Sonocatalytic activity activity of a heterostructured beta-Bi2O3/Bi2O2CO3 nanoplate in degradation of bisphenol A

Abstract

Novel heterostructured beta-Bi2O3/Bi2O2CO3 nanoplates (hBN) were synthesized to observe the sonocatalytic degradation of bisphenol A (BPA) (widely used as a model pollutant) under ultrasonic (US) irradiation. Prior to obtaining the hBN, the Bi2O2CO3 micropowder precursor was prepared under hydrothermal conditions and then converted to hBN by increasing the calcination temperature to 300 degrees C. The synthesized hBN samples were characterized by field emission scanning electron microscope with energy dispersive X-ray analysis (FESEM/EDX), transmission electron microscopy (TEM), X-ray diffraction (XRD), ultraviolet-visible spectrophotometer diffuse reflection spectroscopy (UV-vis DRS), and X-ray photoelectron spectroscopy (XPS).
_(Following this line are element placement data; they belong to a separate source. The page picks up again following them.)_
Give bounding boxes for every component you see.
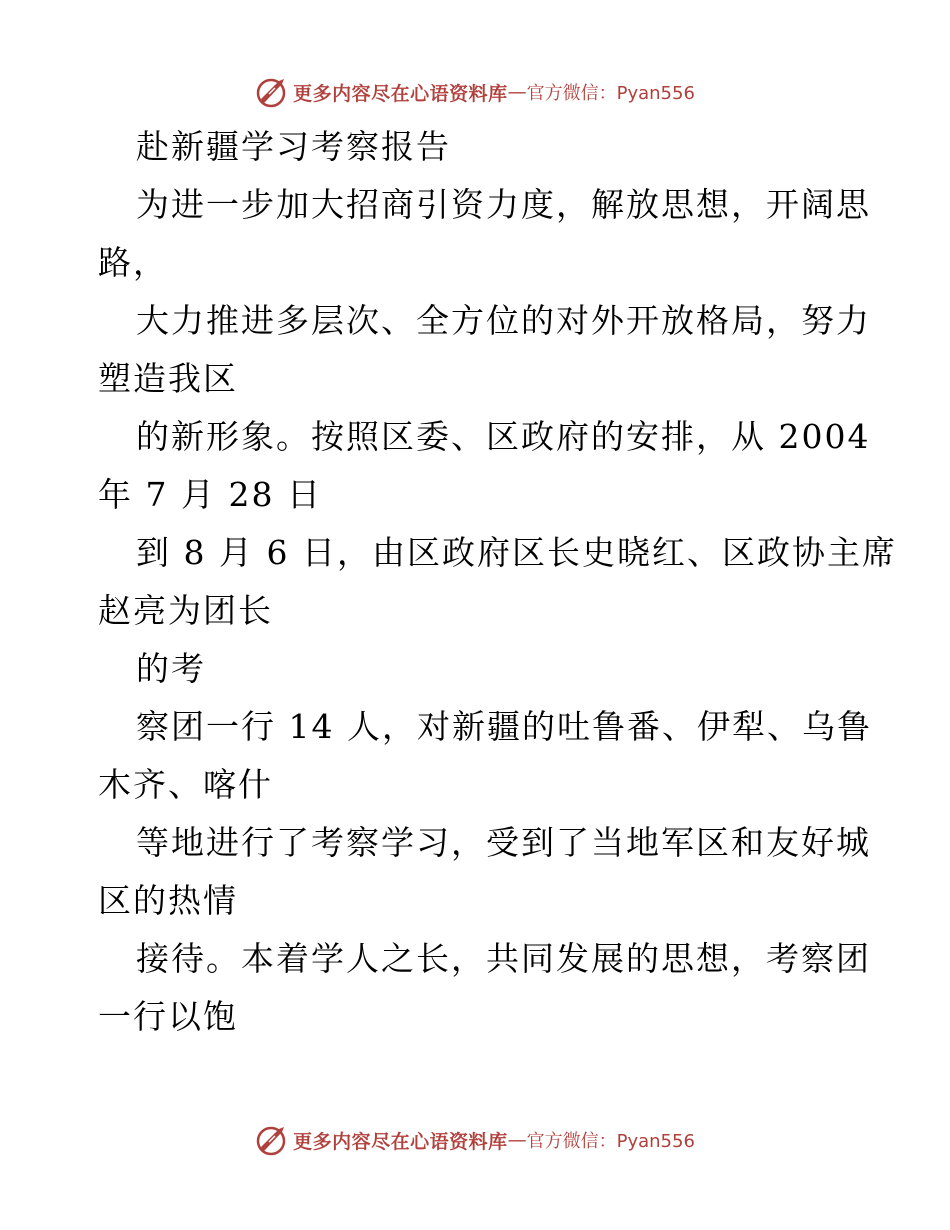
paragraph-line: 等地进行了考察学习，受到了当地军区和友好城 <box>136 823 871 862</box>
document-title: 赴新疆学习考察报告 <box>136 127 451 166</box>
paragraph-line: 到 8 月 6 日，由区政府区长史晓红、区政协主席 <box>136 533 897 572</box>
paragraph-line: 接待。本着学人之长，共同发展的思想，考察团 <box>136 939 871 978</box>
paragraph-line: 为进一步加大招商引资力度，解放思想，开阔思 <box>136 185 871 224</box>
paragraph-line: 的新形象。按照区委、区政府的安排，从 2004 <box>136 417 871 456</box>
header-banner <box>0 72 950 112</box>
paragraph-line: 木齐、喀什 <box>98 765 273 804</box>
paragraph-line: 察团一行 14 人，对新疆的吐鲁番、伊犁、乌鲁 <box>136 707 872 746</box>
banner-wechat: 官方微信：Pyan556 <box>526 83 695 104</box>
paragraph-line: 年 7 月 28 日 <box>98 475 322 514</box>
quill-pen-logo-icon <box>255 75 289 109</box>
paragraph-line: 大力推进多层次、全方位的对外开放格局，努力 <box>136 301 871 340</box>
quill-pen-logo-icon <box>255 1123 289 1157</box>
document-body <box>98 118 897 1046</box>
footer-banner <box>0 1120 950 1160</box>
banner-separator: — <box>507 1129 527 1151</box>
paragraph-line: 塑造我区 <box>98 359 238 398</box>
paragraph-line: 赵亮为团长 <box>98 591 273 630</box>
banner-title: 更多内容尽在心语资料库 <box>293 82 508 105</box>
paragraph-line: 的考 <box>136 649 206 688</box>
paragraph-line: 一行以饱 <box>98 997 238 1036</box>
paragraph-line: 路， <box>98 243 168 282</box>
banner-wechat: 官方微信：Pyan556 <box>526 1131 695 1152</box>
paragraph-line: 区的热情 <box>98 881 238 920</box>
banner-separator: — <box>507 81 527 103</box>
banner-title: 更多内容尽在心语资料库 <box>293 1130 508 1153</box>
The hBN/US system exhibited greater sonocatalytic activity for the degradation of EPA than the US treatment with the single element bismuth oxide, beta-Bi2O3 prepared by annealing the Bi2O2CO3 precursor at 400 degrees C for 1 h. The US frequency and US power intensity in the hBN/US system were the key operating parameters, which were responsible for the complete degradation of BPA during 6 h of reactions. The degradation efficiency of EPA under the US irradiation was positively correlated with the dose of hBN. Our findings indicate that heterostructured hBN can be used as an efficient sonocatalyst for the catalytic degradation of EPA in water and wastewater treatment.